Me to my children: I would kill and die for you
Also me to my children: I AM NOT YOUR DAMN MAID AND WILL BURN ALL THE SHIT ON YOUR BEDROOM FLOORS IN A MASSIVE BONFIRE AND DANCE AROUND THE FLAMES IN GLORY AND RAGE
FRIEND WHO JUST RECEIVED MAGICAL POWERS: idk what I should do first
FRIEND WHO IS TRAPPED IN AN OIL PAINTING FOR SOME REASON: I have an idea
Her: Do you wanna do it?
Me: Do what?
Her: It.
Me: What’s it?
Her: You know… It.
Me: Oh… I call first player.
Her: Wait, what?
Waiter: What dressing would you like on your salad?
Me: Ice cream
I told my 5yo to brush her teeth so she doesn’t get cavities and she responded with, “so what they’re gonna fall out anyways.” I had no comeback to this.

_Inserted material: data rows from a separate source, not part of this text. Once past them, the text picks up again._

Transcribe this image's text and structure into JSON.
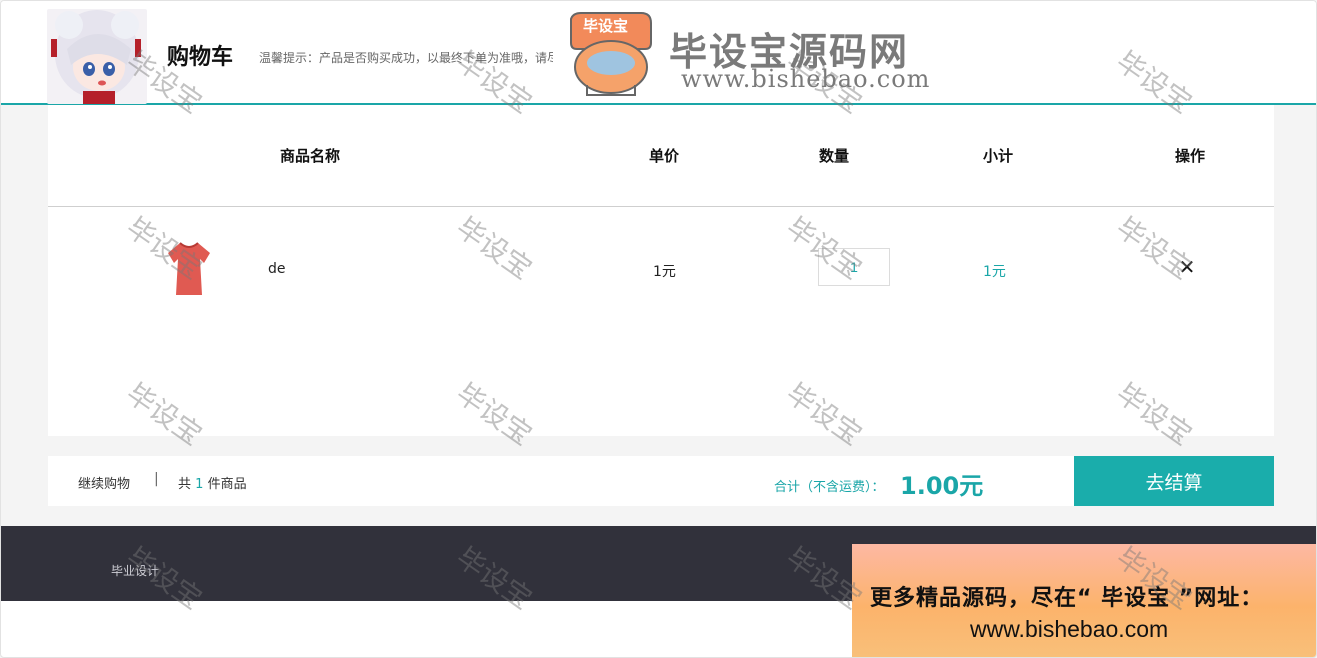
{
  "header": {
    "title": "购物车",
    "tip": "温馨提示：产品是否购买成功，以最终下单为准哦，请尽快结算"
  },
  "brand": {
    "badge_text": "毕设宝",
    "name": "毕设宝源码网",
    "url": "www.bishebao.com"
  },
  "table": {
    "columns": [
      "商品名称",
      "单价",
      "数量",
      "小计",
      "操作"
    ],
    "rows": [
      {
        "name": "de",
        "price": "1元",
        "quantity": "1",
        "subtotal": "1元",
        "remove_icon": "close-icon",
        "remove_glyph": "✕"
      }
    ]
  },
  "summary": {
    "continue_label": "继续购物",
    "separator": "|",
    "count_prefix": "共",
    "count": "1",
    "count_suffix": "件商品",
    "total_label": "合计（不含运费）：",
    "total_value": "1.00元",
    "checkout_label": "去结算"
  },
  "footer": {
    "link": "毕业设计"
  },
  "promo": {
    "line1": "更多精品源码，尽在“ 毕设宝 ”网址：",
    "line2": "www.bishebao.com"
  },
  "watermark": "毕设宝",
  "colors": {
    "accent": "#1aa6a8",
    "footer": "#31313b"
  }
}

Me: I might give this money to that homeless guy
Wife: Do you want it wasted on fast food and alcohol?
Me: No
Wife: Then give it to the homeless guy
I wrote ‘WILL YOU MARRY ME?’ on a balloon. However, before I could propose…
-I popped the question
Running is so dangerous. A few years ago I sprained my ankle really badly and was on couch rest for like three weeks. You know what’s never done that to me? Resting on a couch for three weeks.
What would Jesus do? Today, take Mary out to Olive Garden.